If you go to Zabar's for smoked salmon, take a number, but then wait for David to become available (when they call your number, just go up to him and say "I'm waiting for you, ok?") He's the one with the big thick mustache, long salt and pepper hair in a pony tail. Been there forever. Cuts like nobody's business. He's moody - can be a delight or somewhat sullen - but no-one can slice a salmon like him. Oh, and ask for "Norwegian," which is dryer than the standard Nova (unless you like the oily stuff). If David's not there, try to wait for the oldest fish cutter available. I swear it makes a difference. Then walk to the shelves just to the right of the smoked fish counter where they keep all the canned fish products. Get about five cans of D'Agostini anchovies, which come in a white can and are imported from Sicily. You think you don't like anchovies because you haven't had these (I used to be able to get them up here at Miccuci's, but they've been sadly out of stock for over a month). Mix em in w/ all kinds of cooking, or just eat them out of the can. OR, do this thing, which I got out of an Iris Murdoch novel (
The Sea, The Sea). Make some dark toast, butter it, and then mash the anchovies into a paste on the toast. Don't try to substitute another brand, or it'll be nasty.
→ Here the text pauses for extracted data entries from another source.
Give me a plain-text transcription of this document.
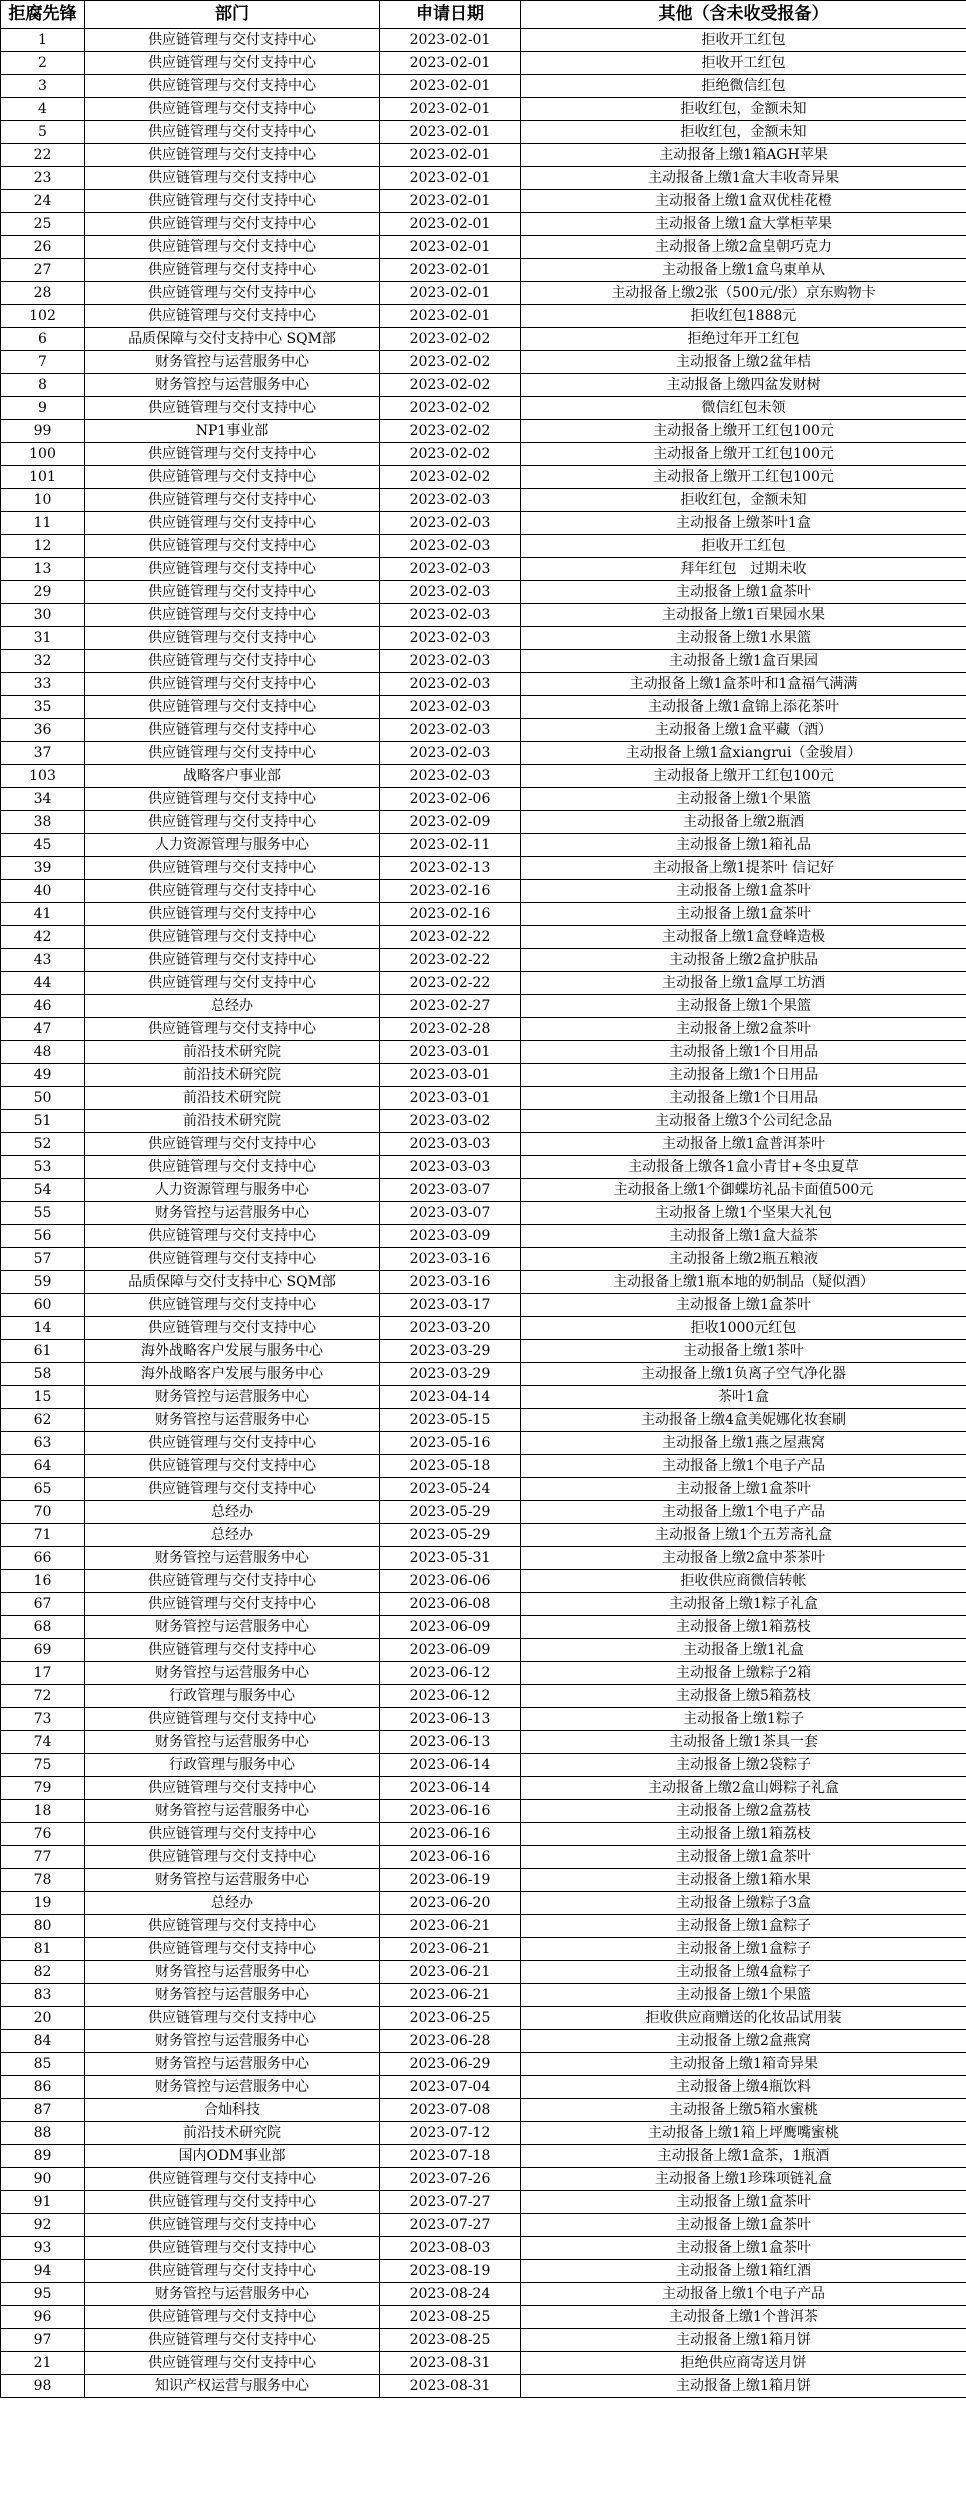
拒腐先锋	部门	申请日期	其他（含未收受报备）
1	供应链管理与交付支持中心	2023-02-01	拒收开工红包
2	供应链管理与交付支持中心	2023-02-01	拒收开工红包
3	供应链管理与交付支持中心	2023-02-01	拒绝微信红包
4	供应链管理与交付支持中心	2023-02-01	拒收红包，金额未知
5	供应链管理与交付支持中心	2023-02-01	拒收红包，金额未知
22	供应链管理与交付支持中心	2023-02-01	主动报备上缴1箱AGH苹果
23	供应链管理与交付支持中心	2023-02-01	主动报备上缴1盒大丰收奇异果
24	供应链管理与交付支持中心	2023-02-01	主动报备上缴1盒双优桂花橙
25	供应链管理与交付支持中心	2023-02-01	主动报备上缴1盒大掌柜苹果
26	供应链管理与交付支持中心	2023-02-01	主动报备上缴2盒皇朝巧克力
27	供应链管理与交付支持中心	2023-02-01	主动报备上缴1盒乌東单从
28	供应链管理与交付支持中心	2023-02-01	主动报备上缴2张（500元/张）京东购物卡
102	供应链管理与交付支持中心	2023-02-01	拒收红包1888元
6	品质保障与交付支持中心 SQM部	2023-02-02	拒绝过年开工红包
7	财务管控与运营服务中心	2023-02-02	主动报备上缴2盆年桔
8	财务管控与运营服务中心	2023-02-02	主动报备上缴四盆发财树
9	供应链管理与交付支持中心	2023-02-02	微信红包未领
99	NP1事业部	2023-02-02	主动报备上缴开工红包100元
100	供应链管理与交付支持中心	2023-02-02	主动报备上缴开工红包100元
101	供应链管理与交付支持中心	2023-02-02	主动报备上缴开工红包100元
10	供应链管理与交付支持中心	2023-02-03	拒收红包，金额未知
11	供应链管理与交付支持中心	2023-02-03	主动报备上缴茶叶1盒
12	供应链管理与交付支持中心	2023-02-03	拒收开工红包
13	供应链管理与交付支持中心	2023-02-03	拜年红包　过期未收
29	供应链管理与交付支持中心	2023-02-03	主动报备上缴1盒茶叶
30	供应链管理与交付支持中心	2023-02-03	主动报备上缴1百果园水果
31	供应链管理与交付支持中心	2023-02-03	主动报备上缴1水果篮
32	供应链管理与交付支持中心	2023-02-03	主动报备上缴1盒百果园
33	供应链管理与交付支持中心	2023-02-03	主动报备上缴1盒茶叶和1盒福气满满
35	供应链管理与交付支持中心	2023-02-03	主动报备上缴1盒锦上添花茶叶
36	供应链管理与交付支持中心	2023-02-03	主动报备上缴1盒平藏（酒）
37	供应链管理与交付支持中心	2023-02-03	主动报备上缴1盒xiangrui（金骏眉）
103	战略客户事业部	2023-02-03	主动报备上缴开工红包100元
34	供应链管理与交付支持中心	2023-02-06	主动报备上缴1个果篮
38	供应链管理与交付支持中心	2023-02-09	主动报备上缴2瓶酒
45	人力资源管理与服务中心	2023-02-11	主动报备上缴1箱礼品
39	供应链管理与交付支持中心	2023-02-13	主动报备上缴1提茶叶 信记好
40	供应链管理与交付支持中心	2023-02-16	主动报备上缴1盒茶叶
41	供应链管理与交付支持中心	2023-02-16	主动报备上缴1盒茶叶
42	供应链管理与交付支持中心	2023-02-22	主动报备上缴1盒登峰造极
43	供应链管理与交付支持中心	2023-02-22	主动报备上缴2盒护肤品
44	供应链管理与交付支持中心	2023-02-22	主动报备上缴1盒厚工坊酒
46	总经办	2023-02-27	主动报备上缴1个果篮
47	供应链管理与交付支持中心	2023-02-28	主动报备上缴2盒茶叶
48	前沿技术研究院	2023-03-01	主动报备上缴1个日用品
49	前沿技术研究院	2023-03-01	主动报备上缴1个日用品
50	前沿技术研究院	2023-03-01	主动报备上缴1个日用品
51	前沿技术研究院	2023-03-02	主动报备上缴3个公司纪念品
52	供应链管理与交付支持中心	2023-03-03	主动报备上缴1盒普洱茶叶
53	供应链管理与交付支持中心	2023-03-03	主动报备上缴各1盒小青甘+冬虫夏草
54	人力资源管理与服务中心	2023-03-07	主动报备上缴1个御蝶坊礼品卡面值500元
55	财务管控与运营服务中心	2023-03-07	主动报备上缴1个坚果大礼包
56	供应链管理与交付支持中心	2023-03-09	主动报备上缴1盒大益茶
57	供应链管理与交付支持中心	2023-03-16	主动报备上缴2瓶五粮液
59	品质保障与交付支持中心 SQM部	2023-03-16	主动报备上缴1瓶本地的奶制品（疑似酒）
60	供应链管理与交付支持中心	2023-03-17	主动报备上缴1盒茶叶
14	供应链管理与交付支持中心	2023-03-20	拒收1000元红包
61	海外战略客户发展与服务中心	2023-03-29	主动报备上缴1茶叶
58	海外战略客户发展与服务中心	2023-03-29	主动报备上缴1负离子空气净化器
15	财务管控与运营服务中心	2023-04-14	茶叶1盒
62	财务管控与运营服务中心	2023-05-15	主动报备上缴4盒美妮娜化妆套刷
63	供应链管理与交付支持中心	2023-05-16	主动报备上缴1燕之屋燕窝
64	供应链管理与交付支持中心	2023-05-18	主动报备上缴1个电子产品
65	供应链管理与交付支持中心	2023-05-24	主动报备上缴1盒茶叶
70	总经办	2023-05-29	主动报备上缴1个电子产品
71	总经办	2023-05-29	主动报备上缴1个五芳斋礼盒
66	财务管控与运营服务中心	2023-05-31	主动报备上缴2盒中茶茶叶
16	供应链管理与交付支持中心	2023-06-06	拒收供应商微信转帐
67	供应链管理与交付支持中心	2023-06-08	主动报备上缴1粽子礼盒
68	财务管控与运营服务中心	2023-06-09	主动报备上缴1箱荔枝
69	供应链管理与交付支持中心	2023-06-09	主动报备上缴1礼盒
17	财务管控与运营服务中心	2023-06-12	主动报备上缴粽子2箱
72	行政管理与服务中心	2023-06-12	主动报备上缴5箱荔枝
73	供应链管理与交付支持中心	2023-06-13	主动报备上缴1粽子
74	财务管控与运营服务中心	2023-06-13	主动报备上缴1茶具一套
75	行政管理与服务中心	2023-06-14	主动报备上缴2袋粽子
79	供应链管理与交付支持中心	2023-06-14	主动报备上缴2盒山姆粽子礼盒
18	财务管控与运营服务中心	2023-06-16	主动报备上缴2盒荔枝
76	供应链管理与交付支持中心	2023-06-16	主动报备上缴1箱荔枝
77	供应链管理与交付支持中心	2023-06-16	主动报备上缴1盒茶叶
78	财务管控与运营服务中心	2023-06-19	主动报备上缴1箱水果
19	总经办	2023-06-20	主动报备上缴粽子3盒
80	供应链管理与交付支持中心	2023-06-21	主动报备上缴1盒粽子
81	供应链管理与交付支持中心	2023-06-21	主动报备上缴1盒粽子
82	财务管控与运营服务中心	2023-06-21	主动报备上缴4盒粽子
83	财务管控与运营服务中心	2023-06-21	主动报备上缴1个果篮
20	供应链管理与交付支持中心	2023-06-25	拒收供应商赠送的化妆品试用装
84	财务管控与运营服务中心	2023-06-28	主动报备上缴2盒燕窝
85	财务管控与运营服务中心	2023-06-29	主动报备上缴1箱奇异果
86	财务管控与运营服务中心	2023-07-04	主动报备上缴4瓶饮料
87	合灿科技	2023-07-08	主动报备上缴5箱水蜜桃
88	前沿技术研究院	2023-07-12	主动报备上缴1箱上坪鹰嘴蜜桃
89	国内ODM事业部	2023-07-18	主动报备上缴1盒茶，1瓶酒
90	供应链管理与交付支持中心	2023-07-26	主动报备上缴1珍珠项链礼盒
91	供应链管理与交付支持中心	2023-07-27	主动报备上缴1盒茶叶
92	供应链管理与交付支持中心	2023-07-27	主动报备上缴1盒茶叶
93	供应链管理与交付支持中心	2023-08-03	主动报备上缴1盒茶叶
94	供应链管理与交付支持中心	2023-08-19	主动报备上缴1箱红酒
95	财务管控与运营服务中心	2023-08-24	主动报备上缴1个电子产品
96	供应链管理与交付支持中心	2023-08-25	主动报备上缴1个普洱茶
97	供应链管理与交付支持中心	2023-08-25	主动报备上缴1箱月饼
21	供应链管理与交付支持中心	2023-08-31	拒绝供应商寄送月饼
98	知识产权运营与服务中心	2023-08-31	主动报备上缴1箱月饼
Yankee game. Had fine fun with my friends Anton and Eunice, but always feel completely abused when I go there. Paid $42 to watch the Yanks pummel the Royals. Refrained from the beer, which was $8.75. But did manage to get, for $25, my Johnny Damon Yankees shirt. I'm wearing it right now - but you can't see it. Hey Eunice, where's that photo? If you're in Maine, you'll be seeing a lot of this tee.

Anyway, that's all I've got for now. I know I haven't updated the
"From The Vault" section like I was supposed to...temporary technical difficulty over here. So listen to DGW for a little longer before it's zapped.